Multiple systems — when two or more stars orbit a center of gravity between them — are not unusual. In fact, almost all bright, massive stars have companions, as do about half of Sun-like stars. Some famous examples include Sirius, the brightest star in the Northern sky and its faint white dwarf companion, and the triple Alpha Centauri system that includes the closest star to Earth, Proxima Centauri.
But systems containing more than three stars are rare. So Marcus Lohr (The Open University, UK) and colleagues were understandably excited in 2013 when they discovered a quadruple star system (1SWASP J093010.78+533859.5) in Ursa Major. It contains two eclipsing binaries, where both systems are angled edge-on to Earth so that during every orbit, one star passes in front of, and is eclipsed by, its partner.

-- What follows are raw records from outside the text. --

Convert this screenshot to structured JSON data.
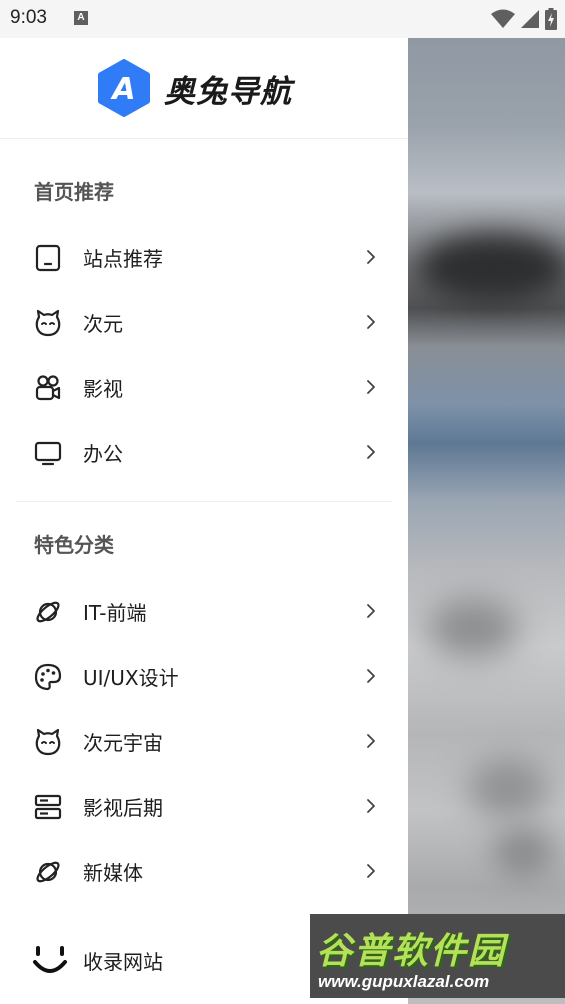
{
  "status_bar": {
    "time": "9:03",
    "notification_icon": "a-letter-icon",
    "icons": [
      "wifi-icon",
      "signal-icon",
      "battery-charging-icon"
    ]
  },
  "drawer": {
    "app_name": "奥兔导航",
    "logo_letter": "A",
    "logo_color": "#2f7cf6",
    "sections": [
      {
        "title": "首页推荐",
        "items": [
          {
            "label": "站点推荐",
            "icon": "tablet-icon"
          },
          {
            "label": "次元",
            "icon": "cat-face-icon"
          },
          {
            "label": "影视",
            "icon": "video-camera-icon"
          },
          {
            "label": "办公",
            "icon": "monitor-icon"
          }
        ]
      },
      {
        "title": "特色分类",
        "items": [
          {
            "label": "IT-前端",
            "icon": "planet-icon"
          },
          {
            "label": "UI/UX设计",
            "icon": "palette-icon"
          },
          {
            "label": "次元宇宙",
            "icon": "cat-face-icon"
          },
          {
            "label": "影视后期",
            "icon": "server-icon"
          },
          {
            "label": "新媒体",
            "icon": "planet-icon"
          }
        ]
      }
    ],
    "footer_item": {
      "label": "收录网站",
      "icon": "smiley-icon"
    }
  },
  "watermark": {
    "main": "谷普软件园",
    "sub": "www.gupuxlazal.com"
  }
}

It was a rare find, but this year the team upped the ante when they discovered a fifth star hiding in the mix. The five-star system is around 9 to 10 billion years old.
Commenting in a press release, Lohr related the discovery to what for now remains science fiction: “This is a truly exotic star system . . . Any inhabitants [of this system’s exoplanets] would have a sky that would put the makers of Star Wars to shame — there could sometimes be no fewer than five Suns of different brightnesses lighting up the landscape. Days would have dramatically varying light levels as the different stars were eclipsed. They would though miss out on night for a large part of their ‘year’, only experiencing darkness (and a night sky) when the stars were on the same side of their world.”
(Star Wars isn’t the only one to take on multiple stars: Isaac Asimov wrote a pretty bleak tale on how alien people living under six suns might react to rare total darkness in his short story, “Nightfall.”)
The two binaries’ similar inclination angles hint that the quintuplets formed when a single protostellar disk fell into pieces. The authors don’t speculate further, but write, “This bright, close, and highly unusual star system would doubtless repay further investigation.”
Marcus Lohr et al. “The doubly eclipsing quintuple low-mass star system 1SWASP J093010.78+533859.5.” Astronomy & Astrophysics. June 2015.